As we reported a few months ago, the FTC has increased its enforcement of its “Made in USA” requirements – typically through warning letters rather than formal administrative or legal proceedings. This week’s proposed Consent Order against Bollman Hat Company and SaveAnAmericanJob, LLC demonstrates that if companies will not informally agree to corrective action to qualify or discontinue “Made in USA” claims that don’t meet the standard, the FTC will not blink but will go forward to bring a formal enforcement action.

Despite touting its brand as “Made in the USA since 1868” and “Made in in the USA for 100 Years or More,” the FTC alleged that over 70% of Bollman’s hat styles were wholly imported as finished hat products, and many of the remaining styles also contained significant imported content.

Bollman also created an “American Made Matters – Choose American” (AMM) seal to apply to its products, and then began licensing the seal to other companies through its wholly owned subsidiary SaveAnAmericanJob, LLC.

The qualifications to “earn” the seal fell far below the “all or virtually all” standard needed to make a “Made in USA” claim. AMM members were required to self-certify that at least 50% of the cost of at least one of their products was incurred in the U.S., and further that final assembly or transformation took place in the U.S. After self-certifying and paying the $99 annual licensing fee, Bollman and SaveAnAmericanJob would feature those third-party products and brands on its AMM website. The FTC alleged numerous problems with this seal.

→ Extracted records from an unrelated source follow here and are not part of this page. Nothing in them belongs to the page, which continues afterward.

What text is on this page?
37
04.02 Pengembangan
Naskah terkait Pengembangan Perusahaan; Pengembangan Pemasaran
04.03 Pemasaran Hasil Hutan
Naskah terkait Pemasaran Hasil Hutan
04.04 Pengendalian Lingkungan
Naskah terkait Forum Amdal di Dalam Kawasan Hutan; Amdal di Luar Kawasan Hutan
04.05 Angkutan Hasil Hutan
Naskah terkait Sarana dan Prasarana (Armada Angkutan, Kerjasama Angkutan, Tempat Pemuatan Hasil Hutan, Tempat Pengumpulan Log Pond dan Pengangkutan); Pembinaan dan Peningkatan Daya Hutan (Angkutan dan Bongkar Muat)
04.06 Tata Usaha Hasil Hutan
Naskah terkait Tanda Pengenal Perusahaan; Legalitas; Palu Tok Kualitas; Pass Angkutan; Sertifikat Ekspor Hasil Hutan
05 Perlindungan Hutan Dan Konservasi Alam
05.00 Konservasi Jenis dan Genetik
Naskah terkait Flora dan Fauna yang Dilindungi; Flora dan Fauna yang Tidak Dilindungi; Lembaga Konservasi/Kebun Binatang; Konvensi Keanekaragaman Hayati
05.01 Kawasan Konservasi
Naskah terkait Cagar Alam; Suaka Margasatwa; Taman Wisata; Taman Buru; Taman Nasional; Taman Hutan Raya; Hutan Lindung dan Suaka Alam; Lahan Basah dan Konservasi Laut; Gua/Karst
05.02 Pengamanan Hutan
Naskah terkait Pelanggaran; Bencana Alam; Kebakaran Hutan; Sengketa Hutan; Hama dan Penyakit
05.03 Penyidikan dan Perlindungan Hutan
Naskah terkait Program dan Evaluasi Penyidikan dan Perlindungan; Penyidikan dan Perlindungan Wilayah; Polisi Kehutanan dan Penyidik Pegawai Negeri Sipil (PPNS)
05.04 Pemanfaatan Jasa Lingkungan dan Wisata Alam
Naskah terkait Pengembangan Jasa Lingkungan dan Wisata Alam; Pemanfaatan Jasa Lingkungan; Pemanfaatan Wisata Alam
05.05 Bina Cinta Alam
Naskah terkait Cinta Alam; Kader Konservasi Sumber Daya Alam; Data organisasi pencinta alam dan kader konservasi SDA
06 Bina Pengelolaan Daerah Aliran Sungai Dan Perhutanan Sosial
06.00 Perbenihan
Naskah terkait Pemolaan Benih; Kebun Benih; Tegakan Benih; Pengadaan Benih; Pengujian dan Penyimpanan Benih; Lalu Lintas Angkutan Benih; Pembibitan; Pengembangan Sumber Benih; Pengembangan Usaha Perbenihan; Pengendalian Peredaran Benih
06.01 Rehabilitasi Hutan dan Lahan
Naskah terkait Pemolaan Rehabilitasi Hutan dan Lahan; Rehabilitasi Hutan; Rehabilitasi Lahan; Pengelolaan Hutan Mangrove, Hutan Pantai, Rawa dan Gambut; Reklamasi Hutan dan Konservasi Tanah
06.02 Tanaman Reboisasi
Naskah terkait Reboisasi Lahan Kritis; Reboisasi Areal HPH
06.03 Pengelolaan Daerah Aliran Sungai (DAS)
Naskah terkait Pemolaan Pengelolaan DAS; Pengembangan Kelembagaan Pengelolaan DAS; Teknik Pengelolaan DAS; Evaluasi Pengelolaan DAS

First, the very notion of a seal itself – according to the FTC – implies that a product bearing that seal has been endorsed or certified by an independent third party. Because the seal was created by Bollman and SaveAnAmericanJob, the FTC found that Bollman misrepresented the independence of the AMM seal. Second, the application of the seal to third-party products allegedly deceptively implied that those products had been independently and objectively vetted for compliance with the seal standard, when in fact seal licenses were obtained through self-certification. Third, the display of third-party products and brands on the AMM website deceptively implied that such products were “all or virtually all” made in the USA. Fourth and finally, Bollman and SaveAnAmericanJob provided the “means and instrumentalities” to permit third-parties to make deceptive “Made in USA” claims via the AMM seal.

To settle the complaint, Bollman and SaveAnAmericanJob agreed to cease making unqualified U.S.-origin claims for products that do not meet the “all or virtually all” standard. Any qualified claims must clearly and conspicuously disclose the level of foreign components and/or processing. The parties also agreed to disclose their material connection to the seal, or any other certification, used to market their products. They are also prohibited from applying the seal to other products unless an independent third-party objectively evaluates the product for compliance with the standard, or they disclose that the seal is “earned” through self-certification.

The FTC has been focused on the use of seals and certificates in many contexts in the past year, including green marketing (with eco assurance, green promise, and green safety shield), doctor trusted seals, certified ethical site seals, and even a Trampoline Safety of America Award. This is a good time for marketers to take a fresh look at the seals and certificates and awards they promote in advertising and evaluate whether these awards are independent and verified and if consumers will understand the basis for the award.